1. ## The real exponential function

I'm stuck on this question, for two reasons. Firstly, I don't know what it's asking, and secondly, because I doubt I can show what is being asked.

1) Show that there is at least one function exp: → R^+ so that
i) exp(x+y) = exp(x)*exp(y), x and y ∈ R
ii) 1 + X <= exp(x), x ∈ R
2) Using i) and ii) show that the function exp is monotonic strictly increasing.

Help would be greatly appreciated.

2. Originally Posted by Olym
I'm stuck on this question, for two reasons. Firstly, I don't know what it's asking, and secondly, because I doubt I can show what is being asked.

1) Show that there is at least one function exp: → R^+ so that
i) exp(x+y) = exp(x)*exp(y), x and y ∈ R
ii) 1 + X <= exp(x), x ∈ R
2) Using i) and ii) show that the function exp is monotonic strictly increasing.

Help would be greatly appreciated.
What facts are you allowed to use? Certainly, defining $\displaystyle exp(x)= 2^x$ has the properties in (1) doesn't it? And, if so, then you have shown that that function, at least, has those properties.

For 2, assume y> 0 and look at exp(x+ y)= exp(x)*exp(y)> exp(x)(1+y). Do you see how that shows that exp(x+y)> exp(x)? Do you see why that says that exp(x) is an increasing function?

3. Originally Posted by HallsofIvy
What facts are you allowed to use? Certainly, defining $\displaystyle exp(x)= 2^x$ has the properties in (1) doesn't it? And, if so, then you have shown that that function, at least, has those properties.
The question makes no mention of what properties are allowed. The question only hints that it's enough to examine the function in the interval of [0, 1]. Another hint given was " exp(x)*exp(-x) = ?".

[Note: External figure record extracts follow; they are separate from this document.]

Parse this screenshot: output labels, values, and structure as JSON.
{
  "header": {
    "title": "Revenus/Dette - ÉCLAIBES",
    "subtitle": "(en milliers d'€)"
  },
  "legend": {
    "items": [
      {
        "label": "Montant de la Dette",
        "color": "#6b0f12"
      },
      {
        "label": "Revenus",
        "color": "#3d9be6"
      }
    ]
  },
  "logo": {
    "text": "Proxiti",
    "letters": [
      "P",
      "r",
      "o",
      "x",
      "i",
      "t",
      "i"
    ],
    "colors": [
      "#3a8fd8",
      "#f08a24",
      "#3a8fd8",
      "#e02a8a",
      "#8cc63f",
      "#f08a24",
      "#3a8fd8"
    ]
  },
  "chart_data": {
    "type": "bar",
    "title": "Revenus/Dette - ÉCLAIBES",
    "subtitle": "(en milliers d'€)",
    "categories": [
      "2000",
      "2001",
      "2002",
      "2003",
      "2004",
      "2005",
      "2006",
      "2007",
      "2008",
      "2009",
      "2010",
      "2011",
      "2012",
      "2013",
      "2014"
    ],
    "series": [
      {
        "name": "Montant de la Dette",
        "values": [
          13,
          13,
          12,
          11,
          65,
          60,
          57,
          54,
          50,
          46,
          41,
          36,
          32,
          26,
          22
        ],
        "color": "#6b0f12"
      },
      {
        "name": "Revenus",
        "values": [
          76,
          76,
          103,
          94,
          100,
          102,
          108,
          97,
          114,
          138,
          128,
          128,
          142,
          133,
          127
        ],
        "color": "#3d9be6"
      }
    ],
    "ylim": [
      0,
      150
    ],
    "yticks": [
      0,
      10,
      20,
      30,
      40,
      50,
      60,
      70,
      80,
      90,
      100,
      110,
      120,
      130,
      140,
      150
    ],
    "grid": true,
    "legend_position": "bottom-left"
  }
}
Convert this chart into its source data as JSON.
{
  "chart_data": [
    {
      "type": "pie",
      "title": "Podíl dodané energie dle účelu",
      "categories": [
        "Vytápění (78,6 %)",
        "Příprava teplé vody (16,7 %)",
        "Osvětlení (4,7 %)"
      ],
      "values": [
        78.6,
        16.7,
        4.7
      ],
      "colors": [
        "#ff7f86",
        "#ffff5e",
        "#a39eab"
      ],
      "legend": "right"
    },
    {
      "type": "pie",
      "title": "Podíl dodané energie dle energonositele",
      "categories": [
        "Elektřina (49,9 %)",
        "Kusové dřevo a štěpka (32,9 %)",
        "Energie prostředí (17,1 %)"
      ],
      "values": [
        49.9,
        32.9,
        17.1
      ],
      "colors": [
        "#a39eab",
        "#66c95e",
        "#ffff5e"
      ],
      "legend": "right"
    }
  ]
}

Originally Posted by HallsofIvy
For 2, assume y> 0 and look at exp(x+ y)= exp(x)*exp(y)> exp(x)(1+y). Do you see how that shows that exp(x+y)> exp(x)? Do you see why that says that exp(x) is an increasing function?
No, sorry, I don't. Could you explain some more?

Thanks

4. Originally Posted by HallsofIvy
Certainly, defining $\displaystyle exp(x)= 2^x$ has the properties in (1) doesn't it?
Actually, no it does not.
$\displaystyle \forall x\in (0,1),~2^x<x+1$

5. Originally Posted by Olym
I'm stuck on this question, for two reasons. Firstly, I don't know what it's asking, and secondly, because I doubt I can show what is being asked.

1) Show that there is at least one function exp: → R^+ so that
i) exp(x+y) = exp(x)*exp(y), x and y ∈ R
ii) 1 + X <= exp(x), x ∈ R
2) Using i) and ii) show that the function exp is monotonic strictly increasing.

Help would be greatly appreciated.
Hi,

I can't believe you are asked this question without a few prior questions. Perhaps your teacher has constructed a family of functions, and you have to use this construction, or your teacher told you to read some book about this, I don't know...

The result of question 1) took centuries to mathematicians before it was established (long ago), you can't find it out of nowhere... Of course now it has become an easy question, for those who know the answer. If you know some about series (mainly, you need the Cauchy product of two series), then the easiest way is to define $\displaystyle \exp(x)=\sum_{n=0}^\infty \frac{x^n}{n!}$ (provided you prove this makes sense) and check i) and ii). But once again, you should first read your last lecture notes, it probably gives the way your teacher wants you to answer.